I've seen that process at work in you but we need not re-visit it here. I'll merely restate my position which is that an evidence driven view takes precedence over perceptions of absurdity. If it were evolution we were talking about, you'd say, yes, find evolution absurd, but if there is evidence for it, you are just going to have to change your perception. Well, same thing for the supernatural. There is historical evidence for a resurrection and though you have taken much liberty in spinning naturalistic interpretations of that evidence, the historical evidence is not consistent with that interpretation. But you choose to favor those interpretations anyway because a resurrection strikes you as absurd on its face (evidence be d--ned) while the legend hypothesis has no evidence but at least is plausible and has the added benefit of being naturalistic.
There, that's 20 posts between us summed up nicely. :)
"I think that people ought to read the novels and make their own judgments in that respect."
Don't misunderstand me. I'm not suggesting otherwise. However, if he does make more of an argument that is more substantive than that counteracts your insistence that there is no overt agenda that will not have an impact on anyone.

"So he really does raise the question of what is 'good' in the first place, but he does it in the context of his imaginary tale."
I think I said that. I think I said that he doesn't answer it, either, except in the one line.
"I meant it in the same sense that a morality play is nothing more than fiction. The play itself is not meant to be taken seriously. The questions and issues it raises are."
Sure, I mean it the same way, without the suggestion that fiction is not really anything. So why can't I take issue with the questions and issues the story raises and point out that the author of the series intended them to serve a purpose beyond merely telling a story?

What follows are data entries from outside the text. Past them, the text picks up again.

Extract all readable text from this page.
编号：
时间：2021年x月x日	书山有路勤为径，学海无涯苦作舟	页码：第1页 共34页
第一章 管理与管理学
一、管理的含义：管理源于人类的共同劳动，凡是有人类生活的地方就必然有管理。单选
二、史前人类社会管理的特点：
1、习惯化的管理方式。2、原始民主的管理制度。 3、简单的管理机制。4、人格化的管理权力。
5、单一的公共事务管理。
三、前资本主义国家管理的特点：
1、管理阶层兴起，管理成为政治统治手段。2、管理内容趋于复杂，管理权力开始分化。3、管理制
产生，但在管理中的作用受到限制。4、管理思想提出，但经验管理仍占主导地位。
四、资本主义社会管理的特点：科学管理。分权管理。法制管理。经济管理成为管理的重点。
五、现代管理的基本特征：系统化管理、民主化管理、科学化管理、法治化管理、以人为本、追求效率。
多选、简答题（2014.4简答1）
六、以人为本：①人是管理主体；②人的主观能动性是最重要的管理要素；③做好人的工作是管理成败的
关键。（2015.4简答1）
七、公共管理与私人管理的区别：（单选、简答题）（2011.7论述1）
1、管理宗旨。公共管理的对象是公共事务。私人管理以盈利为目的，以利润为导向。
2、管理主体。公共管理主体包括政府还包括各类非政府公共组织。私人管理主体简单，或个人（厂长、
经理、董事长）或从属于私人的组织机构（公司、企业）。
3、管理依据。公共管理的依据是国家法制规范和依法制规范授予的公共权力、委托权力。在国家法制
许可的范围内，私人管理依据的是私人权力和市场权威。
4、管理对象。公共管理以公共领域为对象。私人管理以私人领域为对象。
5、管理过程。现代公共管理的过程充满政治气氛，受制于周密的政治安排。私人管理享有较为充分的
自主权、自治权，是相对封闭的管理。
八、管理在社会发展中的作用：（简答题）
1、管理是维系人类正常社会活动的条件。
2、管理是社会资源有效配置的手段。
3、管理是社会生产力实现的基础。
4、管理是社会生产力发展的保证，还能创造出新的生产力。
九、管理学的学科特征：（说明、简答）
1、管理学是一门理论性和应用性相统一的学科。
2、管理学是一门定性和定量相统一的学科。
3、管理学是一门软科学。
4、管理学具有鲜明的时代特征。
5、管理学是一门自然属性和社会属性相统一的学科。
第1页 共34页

"Actually, I just read it a few months ago, upon the recommendation of a colleague at work."
Well, then, I stand corrected. The gloves are off.

You realize that even in your qualification of what ways the NT is correct that you still don't have consistency with the NT? For example, the 'superpowerful' being 'Yahweh' you are saying is being assumed to exist cannot be, by definition, the God of the NT. HDM even speaks on occasion to the notion "Maybe there is a Creator, but we don't know" distinguishing that entity from Yahweh. But the God of the NT is, by definition, the Creator therefore the 'Yahweh Christian God' in HDM
cannot be the actual Christian God.
The only similarities at this point would seem to be in nomenclature. Substantively, God as Christians understand him is nothing like the HDM God, the angels as Christians understand them are nothing like the HDM gods, the Christian view on matter is not as HDM presents the Christian view on matter, and on.
You know this is kind of ironic, come to think of it. You are on the record somewhere arguing that the Gospel of Thomas should be considered as on the par to the four Gospels. But it is the Gospel of Thomas, with its gnostic tendencies, which argue that matter is evil and that our goal is to escape into the spiritual. HDM is really rejecting and attacking Gnostic notions which Christianity would join him in rejecting. Remember, Christianity believes that God created everything and called it 'good.' Gnosticism is a heresy; HDM presents it as the Christian position.